Thursday, June 15, 2017

Narc




Copping weed in a sleepy suburb that's always been more country than city was almost impossible for me growing up, the city even harder for me because of my clean-cut good looks. I joked with my buddies at the corner store that no one even wanted to stand near me during our town St. Pat's Parade because (according to one of them), "You look like a cop!" If being a detective means I'm aware of open container laws, cognizant of my surroundings, and respectful of my neighbors even during a daytime "beer buzz" by still recycling appropriately, then I'm the Sheriff of this here town.

After being rebuffed by do-ragged bangers hanging curbside in the tough gang towns of Rockland run by drug dealers during the 80s, me and my friends turned to the city for our teenage rebellion, but I was quickly becoming a curse to them in their nefarious deeds, in an anti-anti-establishment cancel out. We'd cut class to take the city bus to buy weed near Central Park, only to be ID'ed by a beat cop who laughed at my underage library card (the only ID I had), throwing our small dime bag into the trash with the order to take the first bus back home, which we did, after debating about trying to find the little baggie in the garbage pail.

It didn't end there, either. Me and my friend who'd emigrated from Ghana as a girl tried hanging out in her family neighborhoods of Harlem and Downtown Brooklyn, but without my Hispanic home-girl outfit from back in the day (slicked-back ponytail that made my hair look darker, bright red lipstick, big hoop earrings, and tight jeans), the people in those 'hoods treated me like an outcast on my own native soil, to be shunned and feared as a girl-child not of their kind. 

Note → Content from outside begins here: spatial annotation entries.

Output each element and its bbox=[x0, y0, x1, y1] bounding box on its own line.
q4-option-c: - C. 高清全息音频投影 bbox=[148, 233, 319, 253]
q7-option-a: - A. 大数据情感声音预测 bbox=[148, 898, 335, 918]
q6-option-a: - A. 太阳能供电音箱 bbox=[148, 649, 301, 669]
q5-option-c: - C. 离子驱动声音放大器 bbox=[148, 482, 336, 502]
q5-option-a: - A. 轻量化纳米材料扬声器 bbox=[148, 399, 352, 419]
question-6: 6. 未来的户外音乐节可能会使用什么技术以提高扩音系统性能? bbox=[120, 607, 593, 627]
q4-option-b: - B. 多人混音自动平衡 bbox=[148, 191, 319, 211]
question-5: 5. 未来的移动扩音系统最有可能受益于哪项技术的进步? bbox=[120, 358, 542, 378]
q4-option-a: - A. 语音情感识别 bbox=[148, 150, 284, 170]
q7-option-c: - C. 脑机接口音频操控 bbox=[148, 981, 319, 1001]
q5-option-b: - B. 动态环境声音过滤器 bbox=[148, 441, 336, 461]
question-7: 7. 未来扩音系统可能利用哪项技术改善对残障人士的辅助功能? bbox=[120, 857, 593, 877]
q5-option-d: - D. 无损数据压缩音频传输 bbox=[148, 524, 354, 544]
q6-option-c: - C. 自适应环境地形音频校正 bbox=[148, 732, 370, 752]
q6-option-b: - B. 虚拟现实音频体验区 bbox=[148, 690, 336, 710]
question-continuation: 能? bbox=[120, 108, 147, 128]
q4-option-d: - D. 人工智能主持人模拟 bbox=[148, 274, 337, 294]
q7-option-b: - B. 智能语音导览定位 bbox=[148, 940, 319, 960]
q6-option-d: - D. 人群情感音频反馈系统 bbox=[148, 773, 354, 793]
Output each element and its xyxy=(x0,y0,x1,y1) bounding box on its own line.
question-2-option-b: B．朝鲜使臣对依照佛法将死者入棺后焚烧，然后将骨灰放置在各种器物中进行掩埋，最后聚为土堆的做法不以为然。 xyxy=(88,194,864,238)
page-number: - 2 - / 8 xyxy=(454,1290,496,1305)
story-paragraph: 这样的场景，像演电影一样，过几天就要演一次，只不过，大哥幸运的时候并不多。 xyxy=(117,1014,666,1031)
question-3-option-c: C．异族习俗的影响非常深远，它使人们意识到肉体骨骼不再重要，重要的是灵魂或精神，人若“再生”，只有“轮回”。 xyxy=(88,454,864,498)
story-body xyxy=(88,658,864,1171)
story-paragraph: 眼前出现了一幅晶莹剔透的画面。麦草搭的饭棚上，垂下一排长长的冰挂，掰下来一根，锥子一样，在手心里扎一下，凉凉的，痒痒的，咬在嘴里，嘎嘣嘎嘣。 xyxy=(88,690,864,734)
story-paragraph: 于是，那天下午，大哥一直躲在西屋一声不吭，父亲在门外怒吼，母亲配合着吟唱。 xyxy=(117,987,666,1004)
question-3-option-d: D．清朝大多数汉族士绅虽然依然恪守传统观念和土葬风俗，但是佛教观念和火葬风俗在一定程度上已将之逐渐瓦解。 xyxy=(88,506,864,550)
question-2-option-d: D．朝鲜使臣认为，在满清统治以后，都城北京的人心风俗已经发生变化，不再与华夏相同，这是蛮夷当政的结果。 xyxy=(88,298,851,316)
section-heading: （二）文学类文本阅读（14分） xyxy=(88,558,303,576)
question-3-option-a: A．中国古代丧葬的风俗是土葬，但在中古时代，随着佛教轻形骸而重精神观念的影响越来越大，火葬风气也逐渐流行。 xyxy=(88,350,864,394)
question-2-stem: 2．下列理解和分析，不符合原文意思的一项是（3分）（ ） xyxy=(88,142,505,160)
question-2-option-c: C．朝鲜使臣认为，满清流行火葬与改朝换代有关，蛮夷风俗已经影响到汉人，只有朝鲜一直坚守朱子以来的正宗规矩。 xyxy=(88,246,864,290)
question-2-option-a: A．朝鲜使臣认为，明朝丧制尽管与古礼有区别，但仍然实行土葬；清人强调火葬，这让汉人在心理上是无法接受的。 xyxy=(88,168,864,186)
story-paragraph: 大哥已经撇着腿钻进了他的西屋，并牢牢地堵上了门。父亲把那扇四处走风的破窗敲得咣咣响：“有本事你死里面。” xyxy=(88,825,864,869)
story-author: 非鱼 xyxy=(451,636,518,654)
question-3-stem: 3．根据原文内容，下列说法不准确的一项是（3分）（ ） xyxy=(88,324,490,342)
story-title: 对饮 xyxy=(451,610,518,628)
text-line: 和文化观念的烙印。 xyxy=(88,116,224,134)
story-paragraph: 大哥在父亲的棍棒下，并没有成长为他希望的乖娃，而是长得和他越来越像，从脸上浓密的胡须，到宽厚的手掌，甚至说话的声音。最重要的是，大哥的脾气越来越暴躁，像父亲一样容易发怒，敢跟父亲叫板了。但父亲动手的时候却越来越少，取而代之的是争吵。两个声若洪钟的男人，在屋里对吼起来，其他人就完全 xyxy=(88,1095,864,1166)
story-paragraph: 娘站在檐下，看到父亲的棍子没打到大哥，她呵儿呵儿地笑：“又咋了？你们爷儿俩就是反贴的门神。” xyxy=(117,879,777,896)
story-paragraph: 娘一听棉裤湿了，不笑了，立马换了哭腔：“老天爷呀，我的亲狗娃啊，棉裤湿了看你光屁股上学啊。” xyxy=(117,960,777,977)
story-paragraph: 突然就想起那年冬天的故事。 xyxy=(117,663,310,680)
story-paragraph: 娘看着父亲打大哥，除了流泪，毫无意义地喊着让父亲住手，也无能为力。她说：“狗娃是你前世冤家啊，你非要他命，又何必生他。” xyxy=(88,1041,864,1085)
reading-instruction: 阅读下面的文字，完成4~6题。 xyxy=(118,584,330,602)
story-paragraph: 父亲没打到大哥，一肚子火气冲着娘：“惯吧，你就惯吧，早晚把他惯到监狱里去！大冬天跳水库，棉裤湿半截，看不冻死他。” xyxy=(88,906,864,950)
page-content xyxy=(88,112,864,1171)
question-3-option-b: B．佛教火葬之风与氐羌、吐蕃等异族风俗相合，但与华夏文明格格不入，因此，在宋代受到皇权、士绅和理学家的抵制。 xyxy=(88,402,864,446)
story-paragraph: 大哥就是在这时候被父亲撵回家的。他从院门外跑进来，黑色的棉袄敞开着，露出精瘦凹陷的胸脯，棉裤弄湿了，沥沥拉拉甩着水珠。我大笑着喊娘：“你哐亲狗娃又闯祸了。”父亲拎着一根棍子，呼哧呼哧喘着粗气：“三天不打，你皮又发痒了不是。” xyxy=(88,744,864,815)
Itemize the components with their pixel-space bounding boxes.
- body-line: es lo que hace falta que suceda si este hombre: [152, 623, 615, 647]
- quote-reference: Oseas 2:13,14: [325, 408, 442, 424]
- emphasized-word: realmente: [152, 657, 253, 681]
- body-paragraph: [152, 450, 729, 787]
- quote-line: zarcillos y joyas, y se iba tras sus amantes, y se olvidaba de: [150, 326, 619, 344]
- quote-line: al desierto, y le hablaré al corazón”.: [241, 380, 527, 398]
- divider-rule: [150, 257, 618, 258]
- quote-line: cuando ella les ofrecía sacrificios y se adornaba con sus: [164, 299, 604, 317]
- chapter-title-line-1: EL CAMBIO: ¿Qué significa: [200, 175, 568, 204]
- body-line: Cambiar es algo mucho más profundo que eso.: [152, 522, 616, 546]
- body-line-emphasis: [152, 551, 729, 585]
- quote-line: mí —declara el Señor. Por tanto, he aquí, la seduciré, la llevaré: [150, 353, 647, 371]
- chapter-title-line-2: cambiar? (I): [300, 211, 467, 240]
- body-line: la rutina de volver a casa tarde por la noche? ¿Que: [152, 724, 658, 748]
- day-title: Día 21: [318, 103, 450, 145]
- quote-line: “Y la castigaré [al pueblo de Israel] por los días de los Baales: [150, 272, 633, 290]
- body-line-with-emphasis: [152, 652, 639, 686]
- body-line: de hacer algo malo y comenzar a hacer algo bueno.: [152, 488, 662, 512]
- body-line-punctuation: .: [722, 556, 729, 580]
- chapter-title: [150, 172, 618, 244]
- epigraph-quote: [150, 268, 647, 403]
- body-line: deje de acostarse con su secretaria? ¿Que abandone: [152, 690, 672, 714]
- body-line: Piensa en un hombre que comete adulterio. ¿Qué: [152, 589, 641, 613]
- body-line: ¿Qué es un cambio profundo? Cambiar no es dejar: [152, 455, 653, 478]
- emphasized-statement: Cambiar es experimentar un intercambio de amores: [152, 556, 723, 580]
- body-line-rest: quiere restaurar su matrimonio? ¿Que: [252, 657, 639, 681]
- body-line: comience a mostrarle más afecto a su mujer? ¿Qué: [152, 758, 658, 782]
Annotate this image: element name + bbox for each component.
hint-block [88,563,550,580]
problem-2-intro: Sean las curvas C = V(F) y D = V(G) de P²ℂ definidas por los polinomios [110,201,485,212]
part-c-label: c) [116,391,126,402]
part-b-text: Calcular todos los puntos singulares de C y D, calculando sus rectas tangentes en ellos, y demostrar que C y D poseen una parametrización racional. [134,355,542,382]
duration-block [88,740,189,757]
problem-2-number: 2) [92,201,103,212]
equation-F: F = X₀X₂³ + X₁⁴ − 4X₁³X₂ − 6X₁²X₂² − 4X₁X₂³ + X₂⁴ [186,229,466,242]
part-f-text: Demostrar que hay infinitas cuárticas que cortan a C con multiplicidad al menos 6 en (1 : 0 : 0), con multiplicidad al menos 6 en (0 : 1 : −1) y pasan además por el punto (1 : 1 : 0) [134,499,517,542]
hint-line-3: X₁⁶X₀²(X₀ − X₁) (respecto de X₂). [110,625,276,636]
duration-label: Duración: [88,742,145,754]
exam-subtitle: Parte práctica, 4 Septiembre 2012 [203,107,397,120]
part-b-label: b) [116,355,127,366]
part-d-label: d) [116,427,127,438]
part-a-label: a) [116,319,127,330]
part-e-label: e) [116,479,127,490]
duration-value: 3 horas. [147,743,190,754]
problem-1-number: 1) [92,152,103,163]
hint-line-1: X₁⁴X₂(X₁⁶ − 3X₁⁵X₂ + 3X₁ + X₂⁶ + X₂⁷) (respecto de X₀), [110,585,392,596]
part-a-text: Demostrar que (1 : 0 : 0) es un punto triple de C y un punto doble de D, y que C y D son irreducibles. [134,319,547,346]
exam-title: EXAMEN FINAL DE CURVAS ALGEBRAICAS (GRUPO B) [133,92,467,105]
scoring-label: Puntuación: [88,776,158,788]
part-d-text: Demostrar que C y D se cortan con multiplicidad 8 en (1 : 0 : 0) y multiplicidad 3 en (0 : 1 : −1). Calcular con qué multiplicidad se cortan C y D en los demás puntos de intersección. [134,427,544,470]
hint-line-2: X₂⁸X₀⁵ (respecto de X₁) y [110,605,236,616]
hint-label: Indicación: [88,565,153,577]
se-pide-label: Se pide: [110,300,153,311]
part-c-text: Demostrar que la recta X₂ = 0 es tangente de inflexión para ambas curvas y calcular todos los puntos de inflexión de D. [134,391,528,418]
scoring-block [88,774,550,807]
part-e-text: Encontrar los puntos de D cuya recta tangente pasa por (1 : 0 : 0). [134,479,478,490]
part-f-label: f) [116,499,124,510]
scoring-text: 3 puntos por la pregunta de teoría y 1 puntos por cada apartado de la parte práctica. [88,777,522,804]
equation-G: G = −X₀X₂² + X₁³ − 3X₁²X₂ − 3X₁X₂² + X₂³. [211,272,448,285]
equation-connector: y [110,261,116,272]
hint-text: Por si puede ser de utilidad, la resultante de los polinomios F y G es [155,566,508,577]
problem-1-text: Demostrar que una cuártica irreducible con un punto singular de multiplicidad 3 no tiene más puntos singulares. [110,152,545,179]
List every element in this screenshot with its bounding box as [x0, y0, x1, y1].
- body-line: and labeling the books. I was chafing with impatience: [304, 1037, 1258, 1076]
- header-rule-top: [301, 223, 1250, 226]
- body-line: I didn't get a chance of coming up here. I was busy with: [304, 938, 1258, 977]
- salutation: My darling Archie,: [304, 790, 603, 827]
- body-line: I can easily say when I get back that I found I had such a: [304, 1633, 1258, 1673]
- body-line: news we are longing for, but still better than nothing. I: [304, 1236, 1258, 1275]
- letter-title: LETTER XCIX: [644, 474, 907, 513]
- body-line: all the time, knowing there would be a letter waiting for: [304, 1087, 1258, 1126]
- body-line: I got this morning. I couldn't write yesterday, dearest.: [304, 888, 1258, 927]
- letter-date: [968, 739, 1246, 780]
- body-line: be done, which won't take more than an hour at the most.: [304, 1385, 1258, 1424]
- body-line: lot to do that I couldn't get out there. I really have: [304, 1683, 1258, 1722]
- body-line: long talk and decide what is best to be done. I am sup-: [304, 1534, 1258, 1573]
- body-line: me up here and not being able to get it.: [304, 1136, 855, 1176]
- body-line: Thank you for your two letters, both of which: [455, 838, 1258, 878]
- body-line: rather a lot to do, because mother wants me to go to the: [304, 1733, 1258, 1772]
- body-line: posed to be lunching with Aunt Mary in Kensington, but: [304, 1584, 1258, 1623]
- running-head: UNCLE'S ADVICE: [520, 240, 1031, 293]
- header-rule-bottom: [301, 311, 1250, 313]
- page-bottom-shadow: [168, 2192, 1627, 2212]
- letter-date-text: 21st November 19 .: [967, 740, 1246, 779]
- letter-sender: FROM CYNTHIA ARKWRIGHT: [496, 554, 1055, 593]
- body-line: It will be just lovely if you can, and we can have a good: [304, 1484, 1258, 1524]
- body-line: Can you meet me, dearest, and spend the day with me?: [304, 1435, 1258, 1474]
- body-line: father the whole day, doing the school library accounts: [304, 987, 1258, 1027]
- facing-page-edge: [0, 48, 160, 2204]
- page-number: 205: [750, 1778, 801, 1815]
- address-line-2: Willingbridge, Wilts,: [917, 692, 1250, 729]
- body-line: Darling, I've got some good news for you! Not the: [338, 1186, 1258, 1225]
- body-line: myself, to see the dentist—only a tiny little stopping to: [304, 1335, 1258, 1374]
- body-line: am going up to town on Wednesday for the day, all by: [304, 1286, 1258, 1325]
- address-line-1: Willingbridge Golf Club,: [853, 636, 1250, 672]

The pinnacle of my brief career as a country criminal officially ended in the back of a Harlem liquor store with my girl, Donnel. She'd said she bought weed from the guy behind the plexi-glass window with a pull-out money drawer before, so it should be no problem. We laughed on the street before going in that he'd be afraid of me as a "white girl", which was the only way to explain my presence in certain parts of New York City that hoped they'd killed or frightened off the natives a long time ago. I mean, I look this way at 47; you can see from my photos how youthful I've always been.

And it's true; there's a purity and wholesomeness to me that doesn't go away with alcohol, or pot, or cigarettes, or junk food, because I don't let it. I want to live, even in the chaos of this world. And so, with one quick walk to the back of a ghetto liquor store, the nervous demeanor of your average black man livin' on my mean streets told me everything I needed to know about what my choices would be. In his wide-eyed stare, I immediately knew what side of the line that he'd drawn between us I stood on, and it was with the good guys.

"Uh uh. I ain't sellin' to huh." My friend improvised like the slick con she can be, rolling her eyes at him. "Oh, come on, man! I've bought from you before, no problem!" He wasn't buyin' it. "She a cop! You a narc?" He asked me flat out, but my friend pushed me aside. "Look at her! When was the last time you sold weed to a 15 year-old narc?!" And it was pretty incredulous, his irrational fear about a baby-faced teenage girl. But, just like that, I knew it in my heart, that this native New York girl wan't no criminal, and I never would be. As we left the store empty-handed, I could feel my less-principled friend cutting ties with me mentally, diverging in the opposite direction, because (s)he was right about me. I'm no fucking criminal. I AM THE LAW.